Google Drive terms of service: 'A toxic brew'

Google isn't about to make your private files public, but that doesn't excuse its sloppy terms of service.

Rafe Needleman Former Editor at Large
Rafe Needleman reviews mobile apps and products for fun, and picks startups apart when he gets bored. He has evaluated thousands of new companies, most of which have since gone out of business.
Rafe Needleman
4 min read

Google has inadvertently stoked privacy concerns about files uploaded to its newly released Google Drive by issuing poorly written rules that are more apt to confuse than to clarify.

While private files winding up on Google Drive may not be as privacy-protected as the ones on your hard disk, fact is that Google is not granting itself free rein to use personal data. But you'd be hard-pressed to know that given a "toxic brew" of conflicting claims found in the company's omnibus privacy policy, according to a legal expert who has closely reviewed Google's policies.

"The language is not drafted nearly as tightly as we would expect from a company of Google's size and stature," says Eric Goldman of the High Tech Law Institute. He describes the covenants as poorly written and likely to confuse users by virtue of Google mashing licensing and privacy statements together.

Asked for comment, Google offered the following statement:

As our Terms of Service make clear, 'what belongs to you stays yours.' You own your files and control their sharing, plain and simple. Our Terms of Service enable us to give you the services you want -- so if you decide to share a document with someone, or open it on a different device, you can.

Google isn't doing itself favors with its communications, according to Goldman, who calls "that 'plain and simple' bit" a red flag. "You know someone is doing arm-waving," he says.

So what does Google really mean in its terms of service? The section of the agreement that people are complaining about, "Your Content in our Services," starts off clearly. The license grant, which is the first portion of the privacy agreement, sounds good:

Some of our Services allow you to submit content. You retain ownership of any intellectual property rights that you hold in that content. In short, what belongs to you stays yours.

But then Google puts a big question mark over that agreement:

When you upload or otherwise submit content to our Services, you give Google (and those we work with) a worldwide license to use, host, store, reproduce, modify, create derivative works (such as those resulting from translations, adaptations or other changes we make so that your content works better with our Services), communicate, publish, publicly perform, publicly display and distribute such content. The rights you grant in this license are for the limited purpose of operating, promoting, and improving our Services, and to develop new ones. This license continues even if you stop using our Services (for example, for a business listing you have added to Google Maps).

At face value, this looks like Google is claiming an unrestricted license to users' files, for purposes up to and including advertising its own services. But that's not what Google means. Google isn't about to make users' private files public. The whole architecture of Google Drive is to either store privately or let users share files. In fact, Goldman notes, it would vitiate the whole nature of Google Drive for Google to treat private files as public. "I don't think Google will do it, and that's not the problem," he says.
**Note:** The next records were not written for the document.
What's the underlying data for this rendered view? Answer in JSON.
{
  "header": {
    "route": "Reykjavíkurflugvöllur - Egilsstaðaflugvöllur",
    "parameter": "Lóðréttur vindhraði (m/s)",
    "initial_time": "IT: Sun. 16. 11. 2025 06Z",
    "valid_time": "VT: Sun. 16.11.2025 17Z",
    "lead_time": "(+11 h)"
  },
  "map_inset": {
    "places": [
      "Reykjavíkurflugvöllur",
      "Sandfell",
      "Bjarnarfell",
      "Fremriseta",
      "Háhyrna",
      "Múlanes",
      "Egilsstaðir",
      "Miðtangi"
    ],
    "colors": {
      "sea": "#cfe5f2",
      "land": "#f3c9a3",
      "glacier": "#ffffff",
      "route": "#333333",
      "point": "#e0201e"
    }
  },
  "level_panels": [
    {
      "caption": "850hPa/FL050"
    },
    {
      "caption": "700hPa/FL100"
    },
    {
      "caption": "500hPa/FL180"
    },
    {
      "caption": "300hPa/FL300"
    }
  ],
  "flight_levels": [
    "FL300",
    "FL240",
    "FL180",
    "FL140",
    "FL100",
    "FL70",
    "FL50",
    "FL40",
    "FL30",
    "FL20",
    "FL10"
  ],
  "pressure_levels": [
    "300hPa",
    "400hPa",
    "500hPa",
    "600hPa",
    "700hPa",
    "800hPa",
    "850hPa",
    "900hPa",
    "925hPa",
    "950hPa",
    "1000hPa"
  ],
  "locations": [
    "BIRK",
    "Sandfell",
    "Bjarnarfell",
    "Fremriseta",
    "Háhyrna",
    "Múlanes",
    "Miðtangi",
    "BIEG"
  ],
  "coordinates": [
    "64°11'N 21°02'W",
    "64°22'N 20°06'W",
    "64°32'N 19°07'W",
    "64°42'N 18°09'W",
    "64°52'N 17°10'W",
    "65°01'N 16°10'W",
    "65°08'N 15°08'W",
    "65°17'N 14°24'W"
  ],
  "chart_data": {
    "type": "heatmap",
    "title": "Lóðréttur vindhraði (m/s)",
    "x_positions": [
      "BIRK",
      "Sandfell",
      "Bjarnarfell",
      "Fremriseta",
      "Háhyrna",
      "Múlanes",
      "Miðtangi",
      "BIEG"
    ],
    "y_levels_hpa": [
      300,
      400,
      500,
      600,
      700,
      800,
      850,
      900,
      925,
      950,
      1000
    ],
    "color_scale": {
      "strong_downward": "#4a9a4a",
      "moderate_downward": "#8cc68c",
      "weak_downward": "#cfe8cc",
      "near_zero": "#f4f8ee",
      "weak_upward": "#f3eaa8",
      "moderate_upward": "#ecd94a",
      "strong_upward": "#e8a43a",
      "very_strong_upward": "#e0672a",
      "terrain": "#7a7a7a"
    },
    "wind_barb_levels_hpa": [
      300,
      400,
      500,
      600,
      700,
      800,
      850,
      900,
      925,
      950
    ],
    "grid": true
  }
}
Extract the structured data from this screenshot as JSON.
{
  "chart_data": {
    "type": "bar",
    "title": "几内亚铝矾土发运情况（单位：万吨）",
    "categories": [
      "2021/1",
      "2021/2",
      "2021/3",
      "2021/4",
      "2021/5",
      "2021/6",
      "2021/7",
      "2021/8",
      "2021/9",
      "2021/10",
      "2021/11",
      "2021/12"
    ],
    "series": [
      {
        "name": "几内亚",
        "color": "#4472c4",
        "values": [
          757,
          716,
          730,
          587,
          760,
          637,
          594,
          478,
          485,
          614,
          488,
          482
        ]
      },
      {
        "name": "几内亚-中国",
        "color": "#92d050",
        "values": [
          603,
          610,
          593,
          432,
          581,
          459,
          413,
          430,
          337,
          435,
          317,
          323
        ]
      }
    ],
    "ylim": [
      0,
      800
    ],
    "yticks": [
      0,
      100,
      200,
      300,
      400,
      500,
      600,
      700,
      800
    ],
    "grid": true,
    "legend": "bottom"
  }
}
However, the problem is that Google's one-size-fits-all-services terms of service agreement is too vague. Legally, it does leave Google with an unreasonable amount of leeway regarding user files. Legal experts note that privacy should trump all licensing issues, and that Google could easily re-draft the agreement to accurately reflect the way the company actually treats user data. For example, the privacy agreement could say we'd never use the data publicly, or for promotional purposes.

Google does give itself some wiggle room in the agreement to allow narrower terms to apply to certain products, but as of yet there are no such terms for Google Drive.

There is real exposure for users: The agreement doesn't protect users if Google -- not the user -- deems it necessary to give litigants or government representatives access to private files, and it won't prevent Google from terminating access to their own files if "Google thinks a file violates someone's rights. The example of what happened to innocent users caught during the MegaUpload saga is still fresh in people's memories.

The conflict between needing access to user data to run a service and user privacy is not limited to Google. But other companies have more thoughtful policies. Dropbox, after suffering through a user backlash over a policy similar to Google's current TOS, updated its terms with very clear limitations:

To be clear, aside from the rare exceptions we identify in our Privacy Policy, no matter how the Services change, we won't share your content with others, including law enforcement, for any purpose unless you direct us to.

Dropbox, Goldman says, "stops at limited rights 'to operate services.'" It's more narrow and more appropriate for a cloud storage service, he says. He thinks Google would do well to emulate this, and step away from the concept that a unified privacy and licensing plan can work across the entire suite of Google services.

While the future points to the cloud, the present may still last quite awhile with many users still avoiding putting personal or sensitive data on Internet services except when he needs their specific features, like real-time collaboration. Despite what Google, Microsoft, and other providers offering limitless storage in the sky will claim, a cloud storage drive does not offer the same privacy protections as a personal hard drive.